Employee Privacy Policies
This is the expectation of privacy within the organization. If employee monitoring takes place it should be stated. If the organization will monitor email and Internet access is should be documented.
Customer Privacy Policies
This should include whether the organization may share or sell that information. There should be a demarcation between identifiable personal information and public personal information. There is a big difference between sharing a phone number and disseminating credit or health information.
Enforcement Policy
Enforcement policies are technical standards and guidelines for the configuration of security enforcement devices. These include:
Firewall Policies
Documents the role of an organization's firewall in the security program. This includes how the firewall is configured and used to enforce the company's security policy. Host and appliance initial setup, patches, fixes and updates, properties, network address translation (NAT), change control, and policy review.
Intrusion Detection
How intrusion detection fits into the company's overall security program, the goals of intrusion detection, specific configuration options, initial setup, patches, fixes and updates.
Content Filtering Systems
How these systems and subsystems are configured to support the organization's security program. Email and Web filter configurations that goals and specific settings, initial setup, patches, fixes and updates.

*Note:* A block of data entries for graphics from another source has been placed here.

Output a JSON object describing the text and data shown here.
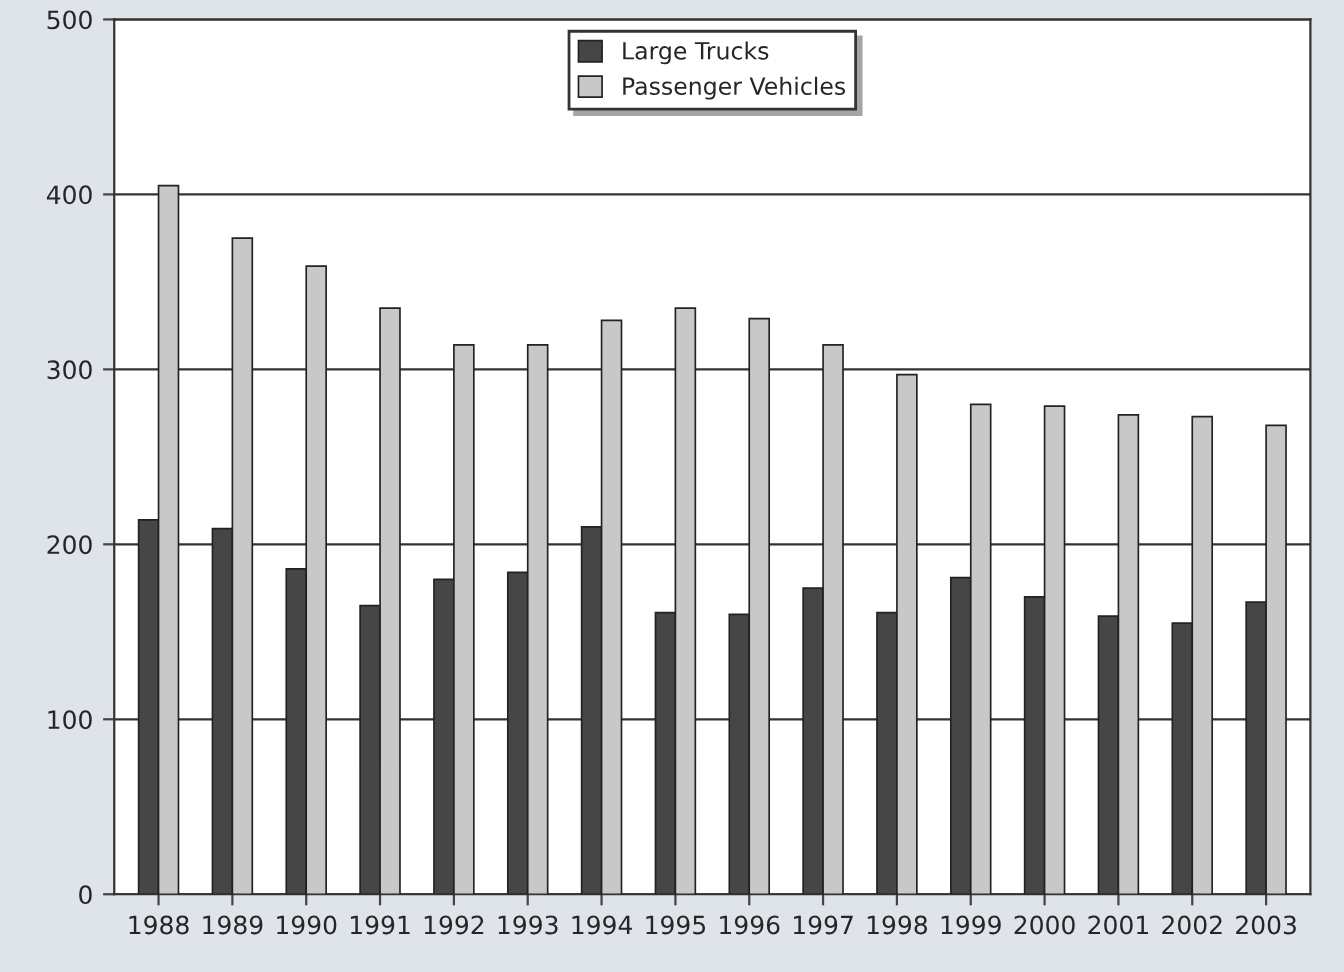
{
  "chart_data": {
    "type": "bar",
    "categories": [
      "1988",
      "1989",
      "1990",
      "1991",
      "1992",
      "1993",
      "1994",
      "1995",
      "1996",
      "1997",
      "1998",
      "1999",
      "2000",
      "2001",
      "2002",
      "2003"
    ],
    "series": [
      {
        "name": "Large Trucks",
        "color": "#464646",
        "values": [
          214,
          209,
          186,
          165,
          180,
          184,
          210,
          161,
          160,
          175,
          161,
          181,
          170,
          159,
          155,
          167
        ]
      },
      {
        "name": "Passenger Vehicles",
        "color": "#c8c8c8",
        "values": [
          405,
          375,
          359,
          335,
          314,
          314,
          328,
          335,
          329,
          314,
          297,
          280,
          279,
          274,
          273,
          268
        ]
      }
    ],
    "ylim": [
      0,
      500
    ],
    "yticks": [
      0,
      100,
      200,
      300,
      400,
      500
    ],
    "grid": "y",
    "legend": "top"
  }
}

Other enforcement policies may include
Access Control Lists,
Authentication Server
Logging & Monitoring Policy
Logging and Monitoring policies have a major impact in an organization's day-to-day security. To much logging will reduce the effectiveness or the logging as limited resources are spread too thin. Too little logging and the organization risks missing vital data.
Well thought out logging policies can help an organization:
- Maintain the proper levels of personnel
- Detect intrusions and compromises
- Detect equipment failures and prevent down time.
- Provide qualitative data for capacity planning
The idea is to ensure that the most important data is capture, reviewed, and acted upon in a timely manner. Logging policies should include notification procedures, guidelines for log review intervals, retention standards, and response time expectations.
Logs are becoming more important and, in some cases, logging can become a liability to an organization. By logging Internet access, customer activity, email messaging, and other types of logging; the organization may be asked to produce those logs for criminal and civil investigations. It is important that the organization have an aging policy that deletes older logs.
Determining the information logged, the retention levels, aging policies, the review interval, and notification procedures an organization can reduce their risks and liabilities while retaining more valuable information.